A la izquierda de la carretera había un pequeño aparcamiento que se utilizaba como zona de picnic. Un antiguo refugio de roca coralina para excursionistas se alzaba junto a un lago, a la derecha. Aparqué el coche y me puse un chaquetón amarillo rabioso, muy apropiado para días como éste. Me sentí muy marinero, y con la indumentaria ideal para entrar a hurtadillas en el barco de un pedófilo asesino. Por otra parte, era cualquier cosa menos discreto, pero eso no me preocupaba demasiado. Tomaría el carril bici que corría paralelo a la carretera.

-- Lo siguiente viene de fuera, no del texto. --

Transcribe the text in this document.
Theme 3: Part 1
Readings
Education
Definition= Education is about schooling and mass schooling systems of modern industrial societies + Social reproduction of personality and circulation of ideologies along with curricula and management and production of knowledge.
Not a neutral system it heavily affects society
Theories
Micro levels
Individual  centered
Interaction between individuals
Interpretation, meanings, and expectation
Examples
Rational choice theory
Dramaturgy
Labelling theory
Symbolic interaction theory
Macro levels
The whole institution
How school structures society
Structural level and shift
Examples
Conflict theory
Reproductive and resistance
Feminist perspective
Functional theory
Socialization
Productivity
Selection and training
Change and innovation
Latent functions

Estaba oculto por un manglar, y en el improbable evento de que el guardia asomara la cabeza, sólo vería una mancha amarillo chillón que pasaba corriendo. Un tipo deportista que salía a dar su trote de las tardes, lloviera o hiciera sol.
Recorrí al trote, en efecto, más o menos medio kilómetro del carril. Tal como esperaba, el guardia de la caseta no dio señales de vida, y yo corrí hasta el aparcamiento grande que había junto al agua. En la última hilera de pantalanes que había a la derecha estaban atracados un montón de barcos sólo algo más pequeños que los grandes juguetes de millonarios y pescadores aficionados amarrados más cerca de la carretera. El modesto barquito de MacGregor, el Osprey, estaba cerca del final.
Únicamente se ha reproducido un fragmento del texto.